Juvenil parkinsonizm

Jüvenil (jüvenil) parkinsonizm, 40 yaşından önce ortaya çıkan oldukça nadir bir Parkinson hastalığı şeklidir. Hastalığın 6 ila 16 yaşlarında başlaması ve Parkinson hastalığının tüm karakteristik belirtilerinin yanı sıra ayak kaslarının tonusu ihlallerinin varlığı ile karakterize edilen, juvenil parkinsonizmin bir çocuk alt türü vardır. . Juvenil parkinsonizm kalıtsal hastalık otozomal dominant veya otozomal resesif kalıtım yolu ile bulaşır. Orta ve ileri yaşlarda gelişen Parkinson hastalığının aksine, jüvenil parkinsonizm, nispeten iyi huylu, yavaş bir ilerleme hızı ile karakterize edilir. Hastalığın bu formunda belirgin hafıza, dikkat ve zeka bozuklukları, otonom sinir sistemi bozuklukları (ciltte yağlılık, avuç içi ve ayak tabanlarında kuruluk, dikey pozisyona geçerken kan basıncında keskin bir düşüş) yoktur. ) ve hareket sırasında dengesizlik (tökezleme, yürüyüşte dengesizlik, düşme eğilimi) . Küçük L-dopa dozlarında bile iyi bir etki gözlenir, ancak kas tonusu bozuklukları ve motor aktivitede dalgalanmalar şeklinde oldukça hızlı komplikasyonlar ortaya çıkar.

önleme

Parkinson hastalığını önlemenin bilinen bir yolu yoktur.

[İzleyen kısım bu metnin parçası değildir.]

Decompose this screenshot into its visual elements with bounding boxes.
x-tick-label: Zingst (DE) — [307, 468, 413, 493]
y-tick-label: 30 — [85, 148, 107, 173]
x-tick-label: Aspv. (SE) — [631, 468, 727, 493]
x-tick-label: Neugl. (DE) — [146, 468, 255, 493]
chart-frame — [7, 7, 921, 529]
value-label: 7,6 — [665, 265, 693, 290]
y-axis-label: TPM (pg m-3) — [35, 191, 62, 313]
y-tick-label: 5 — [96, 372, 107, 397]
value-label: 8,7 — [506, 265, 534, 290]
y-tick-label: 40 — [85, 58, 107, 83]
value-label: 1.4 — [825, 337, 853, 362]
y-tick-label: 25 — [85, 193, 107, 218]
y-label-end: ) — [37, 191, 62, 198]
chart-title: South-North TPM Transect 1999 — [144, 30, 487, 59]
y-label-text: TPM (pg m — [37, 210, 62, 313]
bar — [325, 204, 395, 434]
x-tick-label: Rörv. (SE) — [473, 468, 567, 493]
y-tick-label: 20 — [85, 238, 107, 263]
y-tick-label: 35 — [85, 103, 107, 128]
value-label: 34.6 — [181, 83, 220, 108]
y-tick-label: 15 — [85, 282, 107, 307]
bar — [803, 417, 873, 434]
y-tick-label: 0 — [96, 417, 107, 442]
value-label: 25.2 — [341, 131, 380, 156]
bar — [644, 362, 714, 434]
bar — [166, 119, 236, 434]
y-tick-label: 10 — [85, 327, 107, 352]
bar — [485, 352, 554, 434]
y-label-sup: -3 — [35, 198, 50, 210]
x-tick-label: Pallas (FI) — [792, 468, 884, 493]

Parkinson hastalığı belirtileri geliştirirseniz doktorunuza görünün.

Tedavi sırasında yeni semptomlar geliştirirseniz doktorunuzu arayın (bazı reçeteli ilaçlar, kan seviyenizi düşürmek gibi ciddi yan etkilere sahip olabilir). kan basıncı kafa karışıklığına veya halüsinasyonlara neden olur).